Azerbaijani footballer (born 1998)

Kamran Qurban oğlu Əliyev (born 15 October 1998) is an Azerbaijani football second striker for SKA-Khabarovsk.

==Club career==
He made his debut in the Russian Football National League for Khimki on 17 May 2017 in a game against Sokol Saratov. He scored his first goal for Khimki in the Russian Football National League match against Avangard Kursk in a 3–1 home victory on 4 August 2018.

He made his Russian Premier League debut for FC Khimki on 8 August 2020 in a game against PFC CSKA Moscow.

On 1 September 2021, he joined SKA-Khabarovsk on loan for the 2021–22 season.

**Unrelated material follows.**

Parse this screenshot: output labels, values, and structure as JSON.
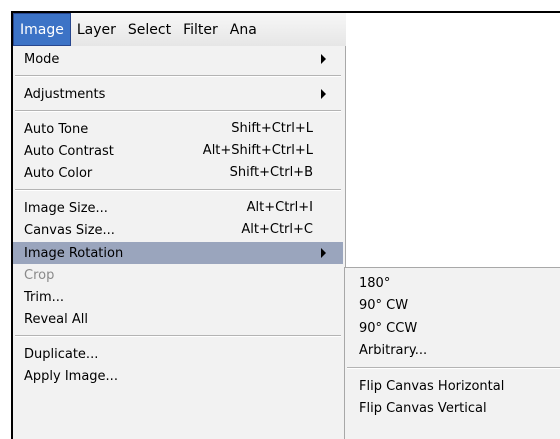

On 4 February 2022, Əliyev moved to SKA-Khabarovsk on a permanent basis.

On 10 February 2023, Sumgayit announced the signing of Əliyev.

==International career==
Əliyev was called up and played for the Azerbaijan U20 match against Georgia on 16 May 2018. On 24 May 2018, he scored his first goal for the Azerbaijan U20, in a friendly match against Macedonia U21.